[Note to the readers: Please read the Author's Notes below this scene. Thank you.]
Scene 1, in a nutshell: Mr. Kincade arrives at the office of the NYCDoHD and is greeted by the other employees. The playgoer/reader can see right away that Mr. Kincade takes his and his employee's jobs seriously, to the point (in both song and speech) that the city would collapse without the Department of Human Development's part in keeping a fresh supply of workers to keep the gears of government turning. And yet he has a deep need to make a real difference in one person's life and—so far that dream has evaded him.
Act I, Scene 2
CAST OF CHARACTERS
MR. KINCADE: Manager of the NYCDoHD, a man in his late 40s. Dressed to the nines. So very serious about his job mission! One wonders if there is a hidden depth that he'd long ago sacrificed for the priorities of the day.

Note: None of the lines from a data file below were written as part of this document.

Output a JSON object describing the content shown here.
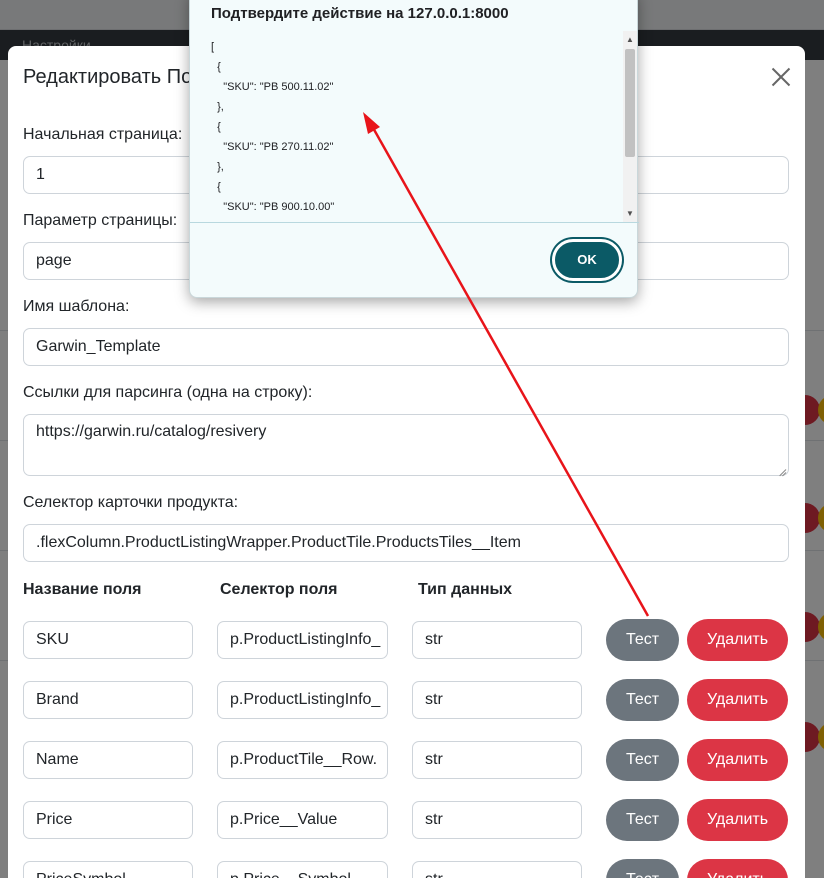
{
  "background": {
    "nav_item": "Настройки"
  },
  "modal": {
    "title": "Редактировать По",
    "fields": {
      "start_page_label": "Начальная страница:",
      "start_page_value": "1",
      "page_param_label": "Параметр страницы:",
      "page_param_value": "page",
      "template_name_label": "Имя шаблона:",
      "template_name_value": "Garwin_Template",
      "links_label": "Ссылки для парсинга (одна на строку):",
      "links_value": "https://garwin.ru/catalog/resivery",
      "card_selector_label": "Селектор карточки продукта:",
      "card_selector_value": ".flexColumn.ProductListingWrapper.ProductTile.ProductsTiles__Item"
    },
    "table_headers": {
      "field_name": "Название поля",
      "field_selector": "Селектор поля",
      "data_type": "Тип данных"
    },
    "rows": [
      {
        "name": "SKU",
        "selector": "p.ProductListingInfo_",
        "type": "str",
        "test": "Тест",
        "delete": "Удалить"
      },
      {
        "name": "Brand",
        "selector": "p.ProductListingInfo_",
        "type": "str",
        "test": "Тест",
        "delete": "Удалить"
      },
      {
        "name": "Name",
        "selector": "p.ProductTile__Row.",
        "type": "str",
        "test": "Тест",
        "delete": "Удалить"
      },
      {
        "name": "Price",
        "selector": "p.Price__Value",
        "type": "str",
        "test": "Тест",
        "delete": "Удалить"
      },
      {
        "name": "PriceSymbol",
        "selector": "p.Price__Symbol",
        "type": "str",
        "test": "Тест",
        "delete": "Удалить"
      }
    ]
  },
  "dialog": {
    "title": "Подтвердите действие на 127.0.0.1:8000",
    "json_text": "[\n  {\n    \"SKU\": \"PB 500.11.02\"\n  },\n  {\n    \"SKU\": \"PB 270.11.02\"\n  },\n  {\n    \"SKU\": \"PB 900.10.00\"\n  }",
    "ok_label": "OK"
  },
  "colors": {
    "test_button": "#6c757d",
    "delete_button": "#dc3545",
    "ok_button": "#0b5a66",
    "annotation_arrow": "#e8141a"
  }
}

ZACHARY PATIPERRO: So easy to love. A young man, 23 years old. his blond hair uncut, a broken nose, a jagged one-inch scar on his forehead, otherwise attractive in a rugged way. Wears a heavy pea coat, and a stocking cap that he stuffs in his pocket when not worn. His incessant autobiographical patter, however poetic and charming, makes one wonder about the fraying of the thread between his reality and complete emotional collapse.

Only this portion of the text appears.